U.S, intelligence seems never to have doubted otherwise. "Israelis have not only participated in certain South African nuclear research activities over the last few years, but they have also offered and transferred various sorts of advanced non-nuclear weapons technology to South Africa. A year later, a detailed CIA study entitled "South Africa: Defence Strategy in an Increasingly Hostile World" stated implicitly that Pretoria had a clandestine nuclear weapons program, though the portions that almost undoubtedly related to Israeli cooperation were blacked out in a copy of the document released under the Freedom of Information Act. It is inconceivable that Israel did not know that the missile and nuclear programs it was transplanting to a neighboring continent were not only compatible but also designed to be fully integrated.

spectre150
10th Jun 2002, 14:19
Hmm there was a short piece on this is the Times yesterday (Sunday) which bore a spooky resemsblence to some of the comments earlier in the thread. It didnt speculate on the 'dismantle the capability before the (clears throat) "non-whites" come to power theory :-)

steamchicken
10th Jun 2002, 15:24
The same site the text above comes from also quotes several SA ministers as confirming that nukes did indeed exist in South Africa and that they were destroyed. (or maybe they're plotting to take over the world and force us all to drink Castle Lager....)

Rattus
10th Jun 2002, 20:11
May one assume that a handful of SAAF Bananas survive in private or official collections? And is No 422 among these?

Just curious...:D

The Claw
11th Jun 2002, 05:48
422 is with the SA War Museum in Johannesburg.
412 is a gate guard at Waterkloof
414 is with the SAAF Museum in Pretoria
416 belongs to the SAAF Museum in Cape Town
421 is with the SAAF Museum in Pretoria.

Dunhovrin
11th Jun 2002, 20:18
..and I thought I was in my own little boring world being interested in this...
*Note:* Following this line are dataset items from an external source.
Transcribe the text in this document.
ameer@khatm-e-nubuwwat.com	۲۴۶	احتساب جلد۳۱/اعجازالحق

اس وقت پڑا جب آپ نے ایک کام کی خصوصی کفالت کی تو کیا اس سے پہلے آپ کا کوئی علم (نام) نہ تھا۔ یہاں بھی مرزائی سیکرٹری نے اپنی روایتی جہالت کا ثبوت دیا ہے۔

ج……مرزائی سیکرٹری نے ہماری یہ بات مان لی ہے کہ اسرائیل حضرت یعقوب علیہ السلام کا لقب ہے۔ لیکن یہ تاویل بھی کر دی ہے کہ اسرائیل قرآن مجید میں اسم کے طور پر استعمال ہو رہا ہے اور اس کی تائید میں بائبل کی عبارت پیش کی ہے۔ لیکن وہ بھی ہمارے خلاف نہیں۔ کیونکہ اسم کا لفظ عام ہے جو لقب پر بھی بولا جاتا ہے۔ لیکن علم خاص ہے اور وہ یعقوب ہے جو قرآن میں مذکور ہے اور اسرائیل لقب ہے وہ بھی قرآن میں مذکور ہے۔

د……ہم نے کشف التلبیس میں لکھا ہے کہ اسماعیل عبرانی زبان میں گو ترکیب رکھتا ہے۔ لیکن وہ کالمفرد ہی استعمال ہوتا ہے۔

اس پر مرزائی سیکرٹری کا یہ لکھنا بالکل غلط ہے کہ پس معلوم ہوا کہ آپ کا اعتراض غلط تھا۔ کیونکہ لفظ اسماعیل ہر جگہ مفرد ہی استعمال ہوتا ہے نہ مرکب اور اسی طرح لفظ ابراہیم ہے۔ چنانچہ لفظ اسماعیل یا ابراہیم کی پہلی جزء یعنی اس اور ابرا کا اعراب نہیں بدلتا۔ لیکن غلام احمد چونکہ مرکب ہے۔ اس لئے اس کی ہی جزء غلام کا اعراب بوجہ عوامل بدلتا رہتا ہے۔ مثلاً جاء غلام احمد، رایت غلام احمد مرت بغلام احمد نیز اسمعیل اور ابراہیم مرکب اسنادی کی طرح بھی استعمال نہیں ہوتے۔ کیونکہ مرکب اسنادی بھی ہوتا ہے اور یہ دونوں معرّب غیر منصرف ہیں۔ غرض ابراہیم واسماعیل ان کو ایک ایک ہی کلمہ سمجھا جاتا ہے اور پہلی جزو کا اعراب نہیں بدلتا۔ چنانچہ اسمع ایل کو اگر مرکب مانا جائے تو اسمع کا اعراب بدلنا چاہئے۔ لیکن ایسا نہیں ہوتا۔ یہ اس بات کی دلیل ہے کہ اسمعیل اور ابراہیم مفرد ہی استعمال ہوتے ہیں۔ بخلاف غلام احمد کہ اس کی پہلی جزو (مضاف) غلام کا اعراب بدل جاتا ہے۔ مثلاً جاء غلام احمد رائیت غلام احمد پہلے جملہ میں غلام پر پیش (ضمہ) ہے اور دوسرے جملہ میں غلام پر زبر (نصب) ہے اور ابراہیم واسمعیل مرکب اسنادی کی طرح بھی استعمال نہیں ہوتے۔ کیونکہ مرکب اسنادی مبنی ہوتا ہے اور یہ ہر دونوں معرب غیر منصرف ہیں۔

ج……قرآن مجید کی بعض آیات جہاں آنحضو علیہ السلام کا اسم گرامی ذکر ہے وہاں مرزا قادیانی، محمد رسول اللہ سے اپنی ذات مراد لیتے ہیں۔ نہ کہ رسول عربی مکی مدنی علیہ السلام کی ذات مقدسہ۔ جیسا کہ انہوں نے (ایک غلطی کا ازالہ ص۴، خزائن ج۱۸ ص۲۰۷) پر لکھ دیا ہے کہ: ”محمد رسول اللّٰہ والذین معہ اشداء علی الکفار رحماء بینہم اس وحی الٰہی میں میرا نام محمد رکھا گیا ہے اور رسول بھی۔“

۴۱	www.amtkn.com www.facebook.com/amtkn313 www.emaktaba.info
Caught the bit in the Suday Times which implied some underground tests were carried out in the Kalahari Desert.

All in all very interesting. I'm curious why the particpants were never 'oute'"? Well I'm not curious - it's bl00dy obvious why not.

Any more gems?

nosefirsteverytime
12th Jun 2002, 20:40
mewonders if you put a Geiger counter up to 422, would there be anything unusual?

DamienB
12th Jun 2002, 21:00
Hardly likely to have carried anything dirty enough long enough to leave any trace.

Piccy of 422 here:

http://www.thunder-and-lightnings.co.uk/buccaneer/survivorspics3.html#422

...no apparent glow of radioactivity though the radome is a shocking shade of yellow.

Rattus
13th Jun 2002, 19:16
Thank you Claw

Glad it's still around. After all, the RAF Museum still has XD818. I wonder if, in years to come 422 will sport a little plaque commemorating its claim to fame! ;)

Rattus

Anton van Dellen
14th Jun 2002, 09:38
Much arguing about when the G5 entered operational service - latest consensus seems to be:

>>> This is what I believe, the gun was delivered to the army in 1981, probably
went to Artillery School and BHQ (10 Art brigade HQ) there the instructors
had their time with it and test fired it on the range and developed the
drills accordingly. Probably a troop ( four guns from BHQ battery) were
sent for a 'test fire plan' on Ops Askari, but we have no evidence of this.

In 1986, 2 Medium battery from 14 Field took the guns on an up to 32 and
completed a small fire plan. In 1987 the Batteries based on the border
(Seirrra Battery) changed their equipment from the G2 140mm to the G5.

This is what I belive.

ex GNR
Seirra Battery
61 Mech Bn Gp:cool:

The Claw
16th Jun 2002, 15:02
Anton:
The G-5 may have been "fully" operational in 1981, but PW Botha boasted that it was in service barely three years after the lessons learnt in 1975. The Space Research Corporation of Canada, together with Cementation Engineering was given the task of developing this system in 1976 and it was completed in 1978. The point I'm making is during 1979/1980 many different projectiles were tested, before the final CIT Alcatel/Rheinmetall version was developed.;)

C Montgomery Burns
17th Jun 2002, 00:09
The G5 was developed by Dr Gerald Bull, who also developed the Iraqi 'Supergun'.